Francesco De Sanctis, in seguito all’istruttoria, affidata a Cristiano Giambarba, commissario della delegazione marittima, fu riconosciuto innocente, ma fu liberato solo nell’agosto del 1853 per essere condannato all’esilio perpetuo da Ferdinando II. Pertanto il 3 agosto del 1853 fu imbarcato sul piroscafo Hellspont, per essere trasportato negli Stati Uniti d’America. Egli, tuttavia, sbarcò a Malta e, invece di vivere il suo esilio nell’isola, preferì raggiungere il Piemonte , la città di Torino. Qui ritrovò il suo discepolo Angelo Camillo De Meis, con cui si confronterà sulla necessità della continuazione della politica rivoluzionaria mazziniana o sul prendere atto che politicamente bisognava adeguarsi ad una visione più realistica per il raggiungimento dell’Unità e dell’Indipendenza , guardando alla politica di Cavour con occhi più attenti.
A tal riguardo lo storico Sergio Landucci ha ravvicinato la parabola politica del De Sanctis a quella di Daniele Manin nel senso che lo stesso De Sanctis chiarirà in tal modo: Cos’è l’uomo politico? E’ quello il quale ha una conoscenza adeguata dello stato di fatto in cui si trova il paese, e lasciando gli ideali ai filosofi, sa trovare le idee concrete attuabili in quelle condizioni” . De Sanctis aveva conosciuto il sacrificio, le sofferenze, il dolore delle idealità, ma prendeva atto delle tante sconfitte, di cui l’ultima, più terribile, fu quella del grande Carlo Pisacane, assassinato dagli stessi contadini che voleva liberare, aizzati dal clero oscurantista e dalla reazione borbonica.

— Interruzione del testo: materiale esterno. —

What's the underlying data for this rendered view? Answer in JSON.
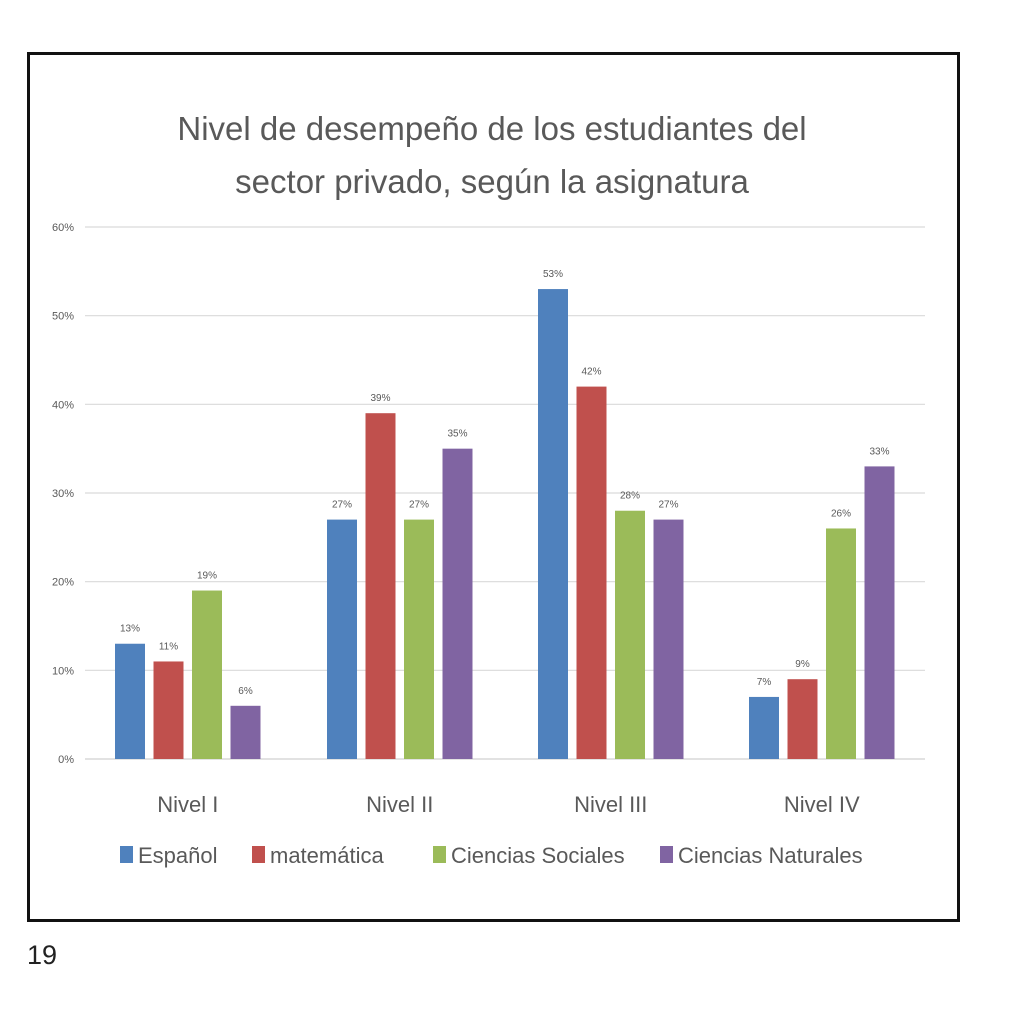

Da grande patriota quale era stato, Francesco De Sanctis voleva recarsi anche a combattere contro l’Austria nel 1859, ma era un uomo già provato e non poté parteciparvi. Quando fu concessa la costituzione nel Regno di Napoli, De Sanctis si decise a ritornare nella sua terra. Era terminato il suo lungo esilio di sofferenza patriottica. Giunse a Napoli il 6 agosto 1860 con Camillo De Meis. Il 9 settembre 1860 fu nominato Governatore della provincia di Avellino. De Sanctis fu eletto parlamentare nella circoscrizione di Sessa Aurunca. Nel marzo del 1861 diverrà il titolare del dicastero della Istruzione Pubblica nel primo ministero dell’Italia Unita.